Another major transformative measure of the group is to drive its group companies as deeply R&D-focused operations going forward. “We feel that the inflection point in India has come where companies like Rane must focus on R&D and technology. We are encouraging our companies to develop more technology in-house and have laid out road maps for the same,” says Ganesh.

Also, the companies’ major customers such as Maruti, Tata, Mahindra and Renault-Nissan are seeking rapid response from their suppliers. Gone are the days when suppliers had time to revert.

Barring Rane Brake Linings — which has been spending 2-2.5 per cent of sales on R&D — the average R&D spending of the group companies is 0.5-0.75 per cent of sales. Going forward, the group has chalked out plans to double the current R&D spending.

The Rane Group also seeks to penetrate deeper for big customer acquisitions. Currently, Maruti Suzuki is a very large customer for the group. For example, in electric power steering, Maruti accounts for about 80 per cent of the business.

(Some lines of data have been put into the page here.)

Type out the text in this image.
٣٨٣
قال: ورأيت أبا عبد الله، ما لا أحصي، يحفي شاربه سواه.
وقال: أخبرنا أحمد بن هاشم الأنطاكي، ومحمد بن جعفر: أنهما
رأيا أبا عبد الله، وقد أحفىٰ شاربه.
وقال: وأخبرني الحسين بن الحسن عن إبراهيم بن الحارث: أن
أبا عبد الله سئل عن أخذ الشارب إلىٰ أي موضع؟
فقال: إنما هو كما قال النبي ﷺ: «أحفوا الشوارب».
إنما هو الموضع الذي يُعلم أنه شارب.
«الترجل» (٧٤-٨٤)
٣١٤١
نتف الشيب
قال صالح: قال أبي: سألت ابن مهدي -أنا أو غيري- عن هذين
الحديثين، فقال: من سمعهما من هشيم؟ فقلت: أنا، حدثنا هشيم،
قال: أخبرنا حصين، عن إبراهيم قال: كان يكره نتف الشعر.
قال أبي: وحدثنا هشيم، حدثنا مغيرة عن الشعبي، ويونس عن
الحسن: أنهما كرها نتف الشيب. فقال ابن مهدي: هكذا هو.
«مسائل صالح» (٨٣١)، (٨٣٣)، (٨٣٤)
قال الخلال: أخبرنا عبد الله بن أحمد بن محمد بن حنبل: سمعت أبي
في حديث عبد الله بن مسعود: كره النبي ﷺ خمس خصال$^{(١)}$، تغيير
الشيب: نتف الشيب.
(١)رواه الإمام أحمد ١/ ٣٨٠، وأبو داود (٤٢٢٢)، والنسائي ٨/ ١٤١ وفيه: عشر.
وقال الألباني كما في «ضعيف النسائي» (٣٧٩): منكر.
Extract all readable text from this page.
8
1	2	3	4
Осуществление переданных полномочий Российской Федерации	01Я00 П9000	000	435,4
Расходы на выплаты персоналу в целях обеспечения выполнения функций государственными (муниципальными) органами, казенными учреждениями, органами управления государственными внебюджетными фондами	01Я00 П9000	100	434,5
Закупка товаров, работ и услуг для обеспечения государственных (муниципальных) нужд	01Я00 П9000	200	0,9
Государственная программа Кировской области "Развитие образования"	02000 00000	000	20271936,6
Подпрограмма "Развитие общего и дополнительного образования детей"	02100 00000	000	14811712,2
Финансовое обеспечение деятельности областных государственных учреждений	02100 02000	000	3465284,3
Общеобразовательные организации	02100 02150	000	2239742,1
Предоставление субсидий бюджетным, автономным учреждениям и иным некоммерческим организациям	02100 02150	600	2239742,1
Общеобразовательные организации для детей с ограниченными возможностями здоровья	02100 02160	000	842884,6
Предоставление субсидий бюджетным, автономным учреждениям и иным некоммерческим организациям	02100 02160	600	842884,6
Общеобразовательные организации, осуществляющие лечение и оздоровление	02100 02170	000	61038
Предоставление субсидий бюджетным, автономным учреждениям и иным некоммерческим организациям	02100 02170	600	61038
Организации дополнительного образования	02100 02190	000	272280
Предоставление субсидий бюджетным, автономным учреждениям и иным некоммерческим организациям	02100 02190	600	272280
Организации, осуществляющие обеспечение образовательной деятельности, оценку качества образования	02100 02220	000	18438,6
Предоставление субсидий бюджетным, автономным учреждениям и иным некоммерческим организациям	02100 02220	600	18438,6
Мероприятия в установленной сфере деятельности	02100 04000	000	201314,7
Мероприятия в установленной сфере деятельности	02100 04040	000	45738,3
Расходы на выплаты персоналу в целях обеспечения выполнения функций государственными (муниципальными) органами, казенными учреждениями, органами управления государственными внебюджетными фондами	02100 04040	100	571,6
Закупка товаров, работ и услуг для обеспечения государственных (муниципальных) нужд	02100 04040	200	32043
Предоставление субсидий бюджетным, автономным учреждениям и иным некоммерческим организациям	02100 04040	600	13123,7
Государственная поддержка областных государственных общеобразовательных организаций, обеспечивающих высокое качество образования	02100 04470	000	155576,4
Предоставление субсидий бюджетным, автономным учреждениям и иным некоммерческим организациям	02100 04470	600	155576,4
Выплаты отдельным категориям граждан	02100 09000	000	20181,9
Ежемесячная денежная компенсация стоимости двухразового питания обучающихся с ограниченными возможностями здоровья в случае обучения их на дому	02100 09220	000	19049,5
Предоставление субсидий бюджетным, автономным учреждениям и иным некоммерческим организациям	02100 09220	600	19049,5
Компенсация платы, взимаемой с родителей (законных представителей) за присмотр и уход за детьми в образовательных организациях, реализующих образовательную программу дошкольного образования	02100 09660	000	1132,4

At a time when domestic and export markets present a positive growth outlook, there is also positive news on the turnaround of two of its entities — Rane Engine Values and Rane NSK Steering, a joint venture with NSK of Japan.

Rane Engine Valves’ business was impacted in the past several times due to two major things. The topline was hit due to the loss of orders as Chinese competition edged out the company on pricing. The operational efficiency of its factories, particularly the older ones in Hyderabad, was poor. As a result, the company lost its business for 4-5 years.

But a turnaround plan comprising a rejig in international business and operational efficiency improvements started paying dividends for the company. “We were also lucky that many of the customers, who went to China 10-15 years ago, started coming back to us as they found us competitive again,” says Ganesh

Bulking order book

In the domestic market, the company has trimmed its focus on high-margin customers. As a result of all these measures, “overall, good progress is being made. Operations have improved, plants are performing better and the top-line is growing. In the last about two quarters, we have become profitable. I think this year will be profitable as we have good orders and we don’t see any difficulty for the next 3-5 years,” says Ganesh.

For Rane NSK Steering Systems, the worst appears to be behind now. This company has been carrying some financial burden in the past four years due to the persistent warranty issue. The warranty provision it had made is reported to be adequate as the claims have started coming down and the period it accepted for free replacement will get over by the end of this year.

Also, the easing of chip constraints has revived its order book and the company expects its sales and operations to improve in the coming quarters. Overall, everything appears to be back on track for this auto parts maker, which is gearing up to get on the growth curve.